American psychiatrist Aaron T. Beck, considered the father of cognitive therapy, an approach developed in the 1960s that revolutionized the field of psychotherapy, died Monday at age 100.
Beck died at his home in Philadelphia, in the northeastern United States, according to a statement from his daughter Judith Beck, president of the Beck Institute, an organization that has trained thousands of professionals who practice cognitive behavioral therapy or CBT.
“My father dedicated his life to developing and testing treatments to improve the lives of countless people around the world facing health problems,” he said. “It really transformed the field of mental health.”
Unlike the psychoanalysis developed by Sigmund Freud, which emphasizes the role of the subconscious and encourages patients to delve into their memories, cognitive therapy deals with the present.

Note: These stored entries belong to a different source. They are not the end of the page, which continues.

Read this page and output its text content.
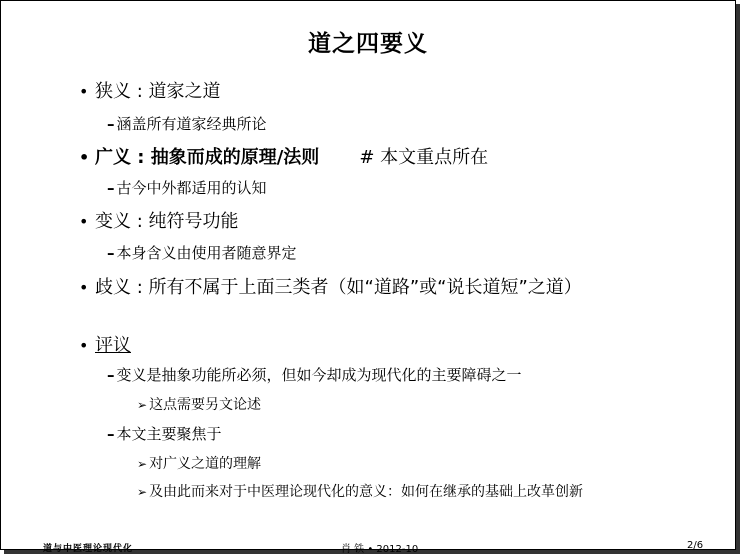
道之四要义
• 狭义 : 道家之道
– 涵盖所有道家经典所论
• 广义 : 抽象而成的原理/法则 # 本文重点所在
– 古今中外都适用的认知
• 变义 : 纯符号功能
– 本身含义由使用者随意界定
• 歧义 : 所有不属于上面三类者（如“道路”或“说长道短”之道）
• 评议
– 变义是抽象功能所必须，但如今却成为现代化的主要障碍之一
➢ 这点需要另文论述
– 本文主要聚焦于
➢ 对广义之道的理解
➢ 及由此而来对于中医理论现代化的意义：如何在继承的基础上改革创新
道与中医理论现代化	肖 铁 • 2012-10	2/6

In his early years as a psychiatrist, Beck noted that his patients frequently expressed negative thoughts, such as “I am incapable of …”, which he called “automatic thoughts.”
Cognitive therapy encourages patients to change the way they see certain situations and to identify these “automatic thoughts” to overcome them. Then he invites them to test those modified beliefs in everyday life.
This approach is now the most practiced therapy method in the world, used to treat depression, anxiety, eating disorders, personality disorders, and other psychiatric problems.
Previously, “the idea was that if you would just sit and listen and say ‘ah, ah’, somehow the secrets would come out,” Beck told the New York Times in 2000. “And you would be exhausted just by powerlessness. of that”.
“I think, ultimately, I am a pragmatist,” he said during the same interview. “And if it doesn’t work, I don’t.”
Beck was born in July 1921 in Providence, Rhode Island. He graduated from Brown University and Yale University, and wrote or co-wrote about 20 books.
He founded the Beck Institute with his daughter Judith in 1994, which has since trained more than 25,000 mental health professionals in 130 countries in cognitive behavioral therapy.
More than 2,000 studies have shown the effectiveness of CBT, according to this institute.